Police have said officers, including members of the Greater Victoria Emergency Response Team, were first called around 11 a.m. on Tuesday to a report that armed men had entered a BMO branch at the corner of Shelbourne and Pear streets. The shooting started as the suspects exited the bank.

It’s not clear who shot first, but as many as 50 rounds were fired, according to multiple witnesses.

Police have said the investigation has so far determined that the Auchterlonie brothers are the only two suspects in the botched heist.

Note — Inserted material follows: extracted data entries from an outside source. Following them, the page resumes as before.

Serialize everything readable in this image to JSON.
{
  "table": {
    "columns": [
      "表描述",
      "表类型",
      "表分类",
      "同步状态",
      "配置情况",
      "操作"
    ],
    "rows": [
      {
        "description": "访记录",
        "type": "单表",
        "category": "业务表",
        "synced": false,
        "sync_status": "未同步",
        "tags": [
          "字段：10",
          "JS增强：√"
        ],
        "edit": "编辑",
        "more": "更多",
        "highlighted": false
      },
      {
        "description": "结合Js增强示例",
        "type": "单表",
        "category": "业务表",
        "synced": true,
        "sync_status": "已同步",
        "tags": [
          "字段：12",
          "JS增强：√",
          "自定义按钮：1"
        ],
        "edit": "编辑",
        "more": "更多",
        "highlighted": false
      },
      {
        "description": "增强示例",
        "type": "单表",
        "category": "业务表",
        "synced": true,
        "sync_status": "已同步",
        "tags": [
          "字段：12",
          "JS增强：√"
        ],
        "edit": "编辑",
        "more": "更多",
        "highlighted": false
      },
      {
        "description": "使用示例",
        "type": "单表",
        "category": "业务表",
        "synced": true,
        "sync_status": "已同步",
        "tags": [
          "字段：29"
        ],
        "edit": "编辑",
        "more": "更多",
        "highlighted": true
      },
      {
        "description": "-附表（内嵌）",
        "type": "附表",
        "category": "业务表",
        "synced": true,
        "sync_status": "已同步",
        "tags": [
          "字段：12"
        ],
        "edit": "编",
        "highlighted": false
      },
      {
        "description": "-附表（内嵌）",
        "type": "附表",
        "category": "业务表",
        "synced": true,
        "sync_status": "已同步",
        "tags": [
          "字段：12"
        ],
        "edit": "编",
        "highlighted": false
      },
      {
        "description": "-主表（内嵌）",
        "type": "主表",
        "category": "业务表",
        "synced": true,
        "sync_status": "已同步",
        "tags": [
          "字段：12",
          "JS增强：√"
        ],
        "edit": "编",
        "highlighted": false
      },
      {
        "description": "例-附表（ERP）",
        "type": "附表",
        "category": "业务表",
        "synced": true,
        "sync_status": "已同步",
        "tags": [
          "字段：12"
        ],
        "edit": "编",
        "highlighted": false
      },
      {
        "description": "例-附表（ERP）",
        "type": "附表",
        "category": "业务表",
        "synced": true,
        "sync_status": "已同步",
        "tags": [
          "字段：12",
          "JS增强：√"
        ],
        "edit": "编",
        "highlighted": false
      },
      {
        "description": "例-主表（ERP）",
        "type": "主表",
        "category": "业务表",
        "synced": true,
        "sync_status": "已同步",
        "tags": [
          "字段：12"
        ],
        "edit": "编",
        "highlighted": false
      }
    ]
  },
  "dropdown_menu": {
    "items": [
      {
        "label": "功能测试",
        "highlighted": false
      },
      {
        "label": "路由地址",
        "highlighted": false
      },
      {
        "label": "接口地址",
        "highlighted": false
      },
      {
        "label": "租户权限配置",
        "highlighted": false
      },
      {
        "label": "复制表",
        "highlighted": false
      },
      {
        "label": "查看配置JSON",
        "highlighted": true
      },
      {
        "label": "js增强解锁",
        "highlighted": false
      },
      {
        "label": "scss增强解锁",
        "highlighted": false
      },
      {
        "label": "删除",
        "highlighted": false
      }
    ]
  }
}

Police found – and later safely detonated – explosives in the brothers’ car, a white ‘92 Toyota Camry with black racing stripes.

Neither had a criminal record, police clarified Saturday, and neither was known to them.

Cpl. Bérubé said the brothers were identified Friday by the BC Coroners Service. He said police had spoken to the family of the suspects and they are co-operating with the investigation.

On Sunday, police reopened the area around the BMO branch in Saanich.

The Saanich Police Association and Victoria City Police Union launched a GoFundMe campaign to raise money for the officers wounded in the shootout and their families. By Sunday evening, it had raised more than $124,000.